Geisha takes its name from the village in Ethiopia where it was first discovered before being brought to Central America.
The Geisha coffee plants are more resistant to fungal infestation than other varietals, but they’re also challenging to grow. They grow more slowly than a typical coffee tree and only produce a small number of coffee cherries. The low yield allows for more of the soil’s nutrients to reach each cherry, intensifying the coffee’s flavors.
“This truly was a labor of love,” said Rodriguez. “We selected only two plants each out of lots of 20 and then nurtured the plants for six years.”
This resulted in a 150 pound bag of green coffee that Starbucks purchased. It was approximately a third of the total harvest (the rest went to the farm and an exporter). That’s an amount so small the beans were roasted in two batches in a roaster at the Starbucks Support Center in Seattle – the company headquarters known as the SSC – instead of the Starbucks Roasting Plant in Kent, Washington. To compare the size difference, the small roaster can handle about 100 pounds of green coffee beans per batch while the company’s biggest roaster in Kent holds almost 1,000 pounds.
Starbucks master roaster Brian Hayes, who began his career with the company 22 years ago, monitors computer screens and dials while green Costa Rica Geisha coffee beans are heated in large, rotating drum. The constant tumbling motion keeps the beans from burning.
“A coffee’s full flavor is achieved through roasting,” Hayes said. “Coffee roasting is part art and skill, and part science and technique.”
For a master roaster, timing is everything.
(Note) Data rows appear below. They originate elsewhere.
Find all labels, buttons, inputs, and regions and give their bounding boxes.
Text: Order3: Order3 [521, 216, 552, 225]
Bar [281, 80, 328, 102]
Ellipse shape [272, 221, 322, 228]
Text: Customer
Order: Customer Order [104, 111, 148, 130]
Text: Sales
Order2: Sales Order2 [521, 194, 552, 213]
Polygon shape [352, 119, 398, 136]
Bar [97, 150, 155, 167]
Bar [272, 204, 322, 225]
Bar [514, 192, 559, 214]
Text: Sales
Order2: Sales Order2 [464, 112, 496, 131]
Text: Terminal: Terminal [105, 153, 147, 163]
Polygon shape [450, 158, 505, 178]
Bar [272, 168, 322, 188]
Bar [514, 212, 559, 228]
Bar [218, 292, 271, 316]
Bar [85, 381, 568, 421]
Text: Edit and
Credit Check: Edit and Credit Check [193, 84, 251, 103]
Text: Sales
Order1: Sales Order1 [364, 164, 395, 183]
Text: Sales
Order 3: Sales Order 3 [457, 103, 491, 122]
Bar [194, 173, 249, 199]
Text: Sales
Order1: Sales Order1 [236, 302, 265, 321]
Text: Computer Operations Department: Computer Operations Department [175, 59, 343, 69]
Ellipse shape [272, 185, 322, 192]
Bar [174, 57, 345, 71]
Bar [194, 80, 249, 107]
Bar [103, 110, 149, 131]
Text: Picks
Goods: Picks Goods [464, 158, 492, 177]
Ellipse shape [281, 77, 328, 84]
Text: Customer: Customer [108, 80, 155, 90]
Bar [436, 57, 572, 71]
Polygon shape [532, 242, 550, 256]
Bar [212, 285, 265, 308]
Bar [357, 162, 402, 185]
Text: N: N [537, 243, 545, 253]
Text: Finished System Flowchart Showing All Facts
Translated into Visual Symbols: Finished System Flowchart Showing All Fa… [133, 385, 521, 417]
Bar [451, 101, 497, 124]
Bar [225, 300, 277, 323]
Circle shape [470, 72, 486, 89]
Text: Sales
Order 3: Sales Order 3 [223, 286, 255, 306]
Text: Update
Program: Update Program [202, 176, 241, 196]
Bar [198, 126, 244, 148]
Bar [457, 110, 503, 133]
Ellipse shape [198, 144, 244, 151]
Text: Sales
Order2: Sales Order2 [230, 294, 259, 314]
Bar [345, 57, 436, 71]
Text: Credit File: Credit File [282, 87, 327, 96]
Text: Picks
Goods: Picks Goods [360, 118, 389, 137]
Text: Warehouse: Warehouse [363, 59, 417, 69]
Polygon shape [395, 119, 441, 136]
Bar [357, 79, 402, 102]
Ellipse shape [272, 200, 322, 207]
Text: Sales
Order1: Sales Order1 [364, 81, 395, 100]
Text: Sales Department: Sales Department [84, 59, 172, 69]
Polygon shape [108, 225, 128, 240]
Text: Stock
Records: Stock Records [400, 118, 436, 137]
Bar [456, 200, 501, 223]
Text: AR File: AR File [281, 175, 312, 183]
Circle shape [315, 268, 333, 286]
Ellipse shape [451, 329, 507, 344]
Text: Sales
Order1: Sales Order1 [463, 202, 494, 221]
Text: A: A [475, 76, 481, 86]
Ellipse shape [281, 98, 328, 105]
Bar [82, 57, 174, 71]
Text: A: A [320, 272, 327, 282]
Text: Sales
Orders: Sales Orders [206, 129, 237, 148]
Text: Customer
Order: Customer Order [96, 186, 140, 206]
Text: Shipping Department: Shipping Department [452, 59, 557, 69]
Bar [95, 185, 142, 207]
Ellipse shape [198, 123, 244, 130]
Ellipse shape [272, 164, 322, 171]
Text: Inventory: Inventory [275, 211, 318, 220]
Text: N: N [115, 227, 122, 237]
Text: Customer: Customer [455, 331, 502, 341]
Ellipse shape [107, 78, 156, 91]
The beans slowly shift colors as the roast progresses - from green to yellow to beige, Hayes explained. Around 370 F, popping sounds can be heard as water inside the beans flashes and the size of the bean almost doubles. From there, the beans develop richer shades of brown until the roaster decides the coffee has reached its potential and ends the roast.
“There is a very limited amount of Geisha coffee so the roasting had to be perfect because we can’t get more of the beans to test,” he said. “We had one chance and I’m pleased with the result.”
The rare, small batch of Starbucks Reserve® Costa Rica Geisha La Ines was available online in the U.S. It sold out within hours. Customers who were able to purchase one of the 170 bags available will also receive a signed note card from Carlos Mario Rodriguez.